YLKI mencontohkan biaya sewa pesawat (leasing) yang dilakukan maskapai. Ia berkisah, terdapat satu maskapai yang memiliki biaya leasing 20 persen lebih mahal dibanding maskapai lainnya. Hal ini, lanjut dia, terungkap saat dia bertemu Dewan Pertimbangan Presiden (wantimpres) beberapa waktu lalu terkait tarif tiket pesawat terbang.
“Ini kan kesalahan masa lalu dari manajemen maskapai, sehingga inefisiensi ini harusnya tidak dibebankan ke konsumen. Memang ini seharusnya dikeluarkan dari komponen tarif tiket pesawat,” jelas Ketua Pengurus Harian YLKI Tulus Abadi
Dilanjutkan, mahalnya tarif pesawat tentu akan menjadi disinsentif bagi konsumen. Hasilnya, semakin sedikit masyarakat yang mau menggunakan jasa transportasi penerbangan. Apalagi, hal ini sudah terbukti beberapa waktu yang lalu.

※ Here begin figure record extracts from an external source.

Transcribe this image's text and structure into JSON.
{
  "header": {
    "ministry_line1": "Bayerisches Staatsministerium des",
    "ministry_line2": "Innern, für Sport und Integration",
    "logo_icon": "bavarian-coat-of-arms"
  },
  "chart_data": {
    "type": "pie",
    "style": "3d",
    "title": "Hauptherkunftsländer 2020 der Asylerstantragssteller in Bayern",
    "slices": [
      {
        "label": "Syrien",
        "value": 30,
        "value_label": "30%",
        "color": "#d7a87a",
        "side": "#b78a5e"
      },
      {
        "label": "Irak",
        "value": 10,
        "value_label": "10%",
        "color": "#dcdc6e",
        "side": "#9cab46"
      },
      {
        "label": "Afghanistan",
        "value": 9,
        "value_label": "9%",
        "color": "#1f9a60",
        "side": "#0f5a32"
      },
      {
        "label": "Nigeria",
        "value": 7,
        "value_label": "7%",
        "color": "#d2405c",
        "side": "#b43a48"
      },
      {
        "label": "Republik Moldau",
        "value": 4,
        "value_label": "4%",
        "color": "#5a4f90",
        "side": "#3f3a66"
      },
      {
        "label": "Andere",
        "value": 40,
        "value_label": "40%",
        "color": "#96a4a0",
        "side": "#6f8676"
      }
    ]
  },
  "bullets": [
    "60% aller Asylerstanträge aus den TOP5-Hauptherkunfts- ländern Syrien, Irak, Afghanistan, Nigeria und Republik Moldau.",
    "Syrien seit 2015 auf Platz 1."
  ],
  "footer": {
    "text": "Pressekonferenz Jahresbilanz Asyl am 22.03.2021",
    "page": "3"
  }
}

Tulus mencontohkan kasus di Bandara Sultan Syarif Kasim II Pekanbaru, Riau, di mana 433 penerbangan dibatalkan karena jumlah penumpang turun drastis lantaran harga tiket pesawat kian menukik. “Ini bisa jadi bumerang bagi maskapai dan pemerintah. Pertama, ratusan penerbangan dibatalkan karena sepi penumpang. Di samping itu, kunjungan ke beberapa tujuan wisata jadi turun. Memang harus ada tindakan pemerintah terkait hal ini,” jelasnya. (ENDY)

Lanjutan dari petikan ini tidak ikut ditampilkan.